An intergenic stem-loop mutation in the Bacillus subtilis ccpA-motPS operon increases motPS transcription and the MotPS contribution to motility.

A stem-loop mutation between ccpA and motP in the Bacillus subtilis ccpA-motPS operon increased motPS transcription and membrane-associated MotPS levels, motility, and number of flagella/cell when MotPS is the sole stator and the MotPS contribution to motility at high pH, Na+, and viscosity when MotAB is also present.

Properties of motility in Bacillus subtilis powered by the H+-coupled MotAB flagellar stator, Na+-coupled MotPS or hybrid stators MotAS or MotPB.

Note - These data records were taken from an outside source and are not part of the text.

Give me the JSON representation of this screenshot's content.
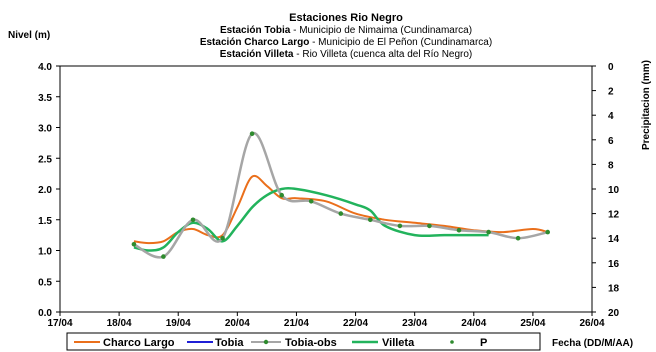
{
  "chart_data": {
    "type": "line",
    "title": "Estaciones Rio Negro",
    "subtitle_lines": [
      {
        "station": "Estación Tobia",
        "detail": " - Municipio de Nimaima (Cundinamarca)"
      },
      {
        "station": "Estación Charco Largo",
        "detail": " - Municipio de El Peñon (Cundinamarca)"
      },
      {
        "station": "Estación Villeta",
        "detail": " -  Rio Villeta (cuenca alta del Río Negro)"
      }
    ],
    "ylabel": "Nivel (m)",
    "y2label": "Precipitacion (mm)",
    "xlabel": "Fecha (DD/M/AA)",
    "x_ticks": [
      "17/04",
      "18/04",
      "19/04",
      "20/04",
      "21/04",
      "22/04",
      "23/04",
      "24/04",
      "25/04",
      "26/04"
    ],
    "y_ticks": [
      "0.0",
      "0.5",
      "1.0",
      "1.5",
      "2.0",
      "2.5",
      "3.0",
      "3.5",
      "4.0"
    ],
    "y2_ticks": [
      "0",
      "2",
      "4",
      "6",
      "8",
      "10",
      "12",
      "14",
      "16",
      "18",
      "20"
    ],
    "xlim": [
      17,
      26
    ],
    "ylim": [
      0,
      4
    ],
    "y2lim": [
      20,
      0
    ],
    "grid": false,
    "legend_position": "bottom",
    "series": [
      {
        "name": "Charco Largo",
        "color": "#ea6f1b",
        "style": "line",
        "x": [
          18.25,
          18.5,
          18.75,
          19.0,
          19.25,
          19.5,
          19.75,
          20.0,
          20.25,
          20.5,
          20.75,
          21.0,
          21.5,
          22.0,
          22.5,
          23.0,
          23.5,
          24.0,
          24.5,
          25.0,
          25.25
        ],
        "y": [
          1.15,
          1.12,
          1.15,
          1.3,
          1.35,
          1.25,
          1.25,
          1.7,
          2.2,
          2.05,
          1.85,
          1.85,
          1.8,
          1.6,
          1.5,
          1.45,
          1.4,
          1.33,
          1.3,
          1.35,
          1.3
        ]
      },
      {
        "name": "Tobia",
        "color": "#1f1fd6",
        "style": "line",
        "x": [],
        "y": []
      },
      {
        "name": "Tobia-obs",
        "color": "#a6a6a6",
        "style": "line-markers",
        "marker_color": "#2e8b2e",
        "x": [
          18.25,
          18.75,
          19.25,
          19.75,
          20.25,
          20.75,
          21.25,
          21.75,
          22.25,
          22.75,
          23.25,
          23.75,
          24.25,
          24.75,
          25.25
        ],
        "y": [
          1.1,
          0.9,
          1.5,
          1.2,
          2.9,
          1.9,
          1.8,
          1.6,
          1.5,
          1.4,
          1.4,
          1.33,
          1.3,
          1.2,
          1.3
        ]
      },
      {
        "name": "Villeta",
        "color": "#22b35c",
        "style": "line",
        "x": [
          18.25,
          18.5,
          18.75,
          19.0,
          19.25,
          19.5,
          19.75,
          20.0,
          20.25,
          20.5,
          20.75,
          21.0,
          21.5,
          22.0,
          22.25,
          22.5,
          23.0,
          23.5,
          24.0,
          24.25
        ],
        "y": [
          1.05,
          1.0,
          1.05,
          1.3,
          1.45,
          1.35,
          1.15,
          1.4,
          1.7,
          1.9,
          2.0,
          2.0,
          1.9,
          1.75,
          1.65,
          1.4,
          1.25,
          1.25,
          1.25,
          1.25
        ]
      },
      {
        "name": "P",
        "color": "#2e8b2e",
        "style": "markers",
        "x": [],
        "y": []
      }
    ]
  }
}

Bacillus subtilis has a single set of flagellar rotor proteins that interact with two distinct stator-force generators, the H+-coupled MotAB complex and the Na+-coupled MotPS complex, that energize rotation. Here, motility on soft agar plates and in liquid was assayed in wild-type B.subtilis and strains expressing only one stator, either MotAB, MotPS or hybrid MotAS or MotPB. The strains expressing MotAB or MotAS had an average of 11 flagella/cell while those expressing MotPS or MotPB had an average of seven flagella/cell, and a Mot-less double mutant had three to four flagella/cell. MotAB had a more dominant role in motility than MotPS under most conditions, but MotPS supported comparable motility to MotAB on malate-containing soft agar plating media at elevated pH and Na+. MotAB supported much faster swimming speeds in liquid than MotPS, MotAS or MotPB under all conditions, but a contribution of MotPS to wild-type swimming was discernible from differences in swimming speeds of wild-type and MotAB at elevated viscosity, pH and Na+. Swimming supported by MotPS and MotAS was stimulated by Na+ and elevated pH whereas the converse was true of MotAB and MotPB. This suggests that MotAS is Na+-coupled and MotPB is H+-coupled and that MotB and MotS are major determinants of ion-coupling. However, the swimming speed supported by MotPB, as well as MotPS and MotAS, was inhibited severely at Na+ concentrations above 300 mM whereas MotAB-dependent swimming was not. The presence of either the MotP or MotS component in the stator also conferred sensitivity to inhibition by an amiloride analogue. These observations suggest that MotP contributes to Na+-coupling and inhibition by Na+ channel inhibitors. Similarly, a role for MotA in H+-dependent stator properties is indicated by the larger effects of pH on the Na+-response of MotAS versus MotPS. Finally, optimal function at elevated viscosity was found only in MotPS and MotPB and is therefore conferred by MotP.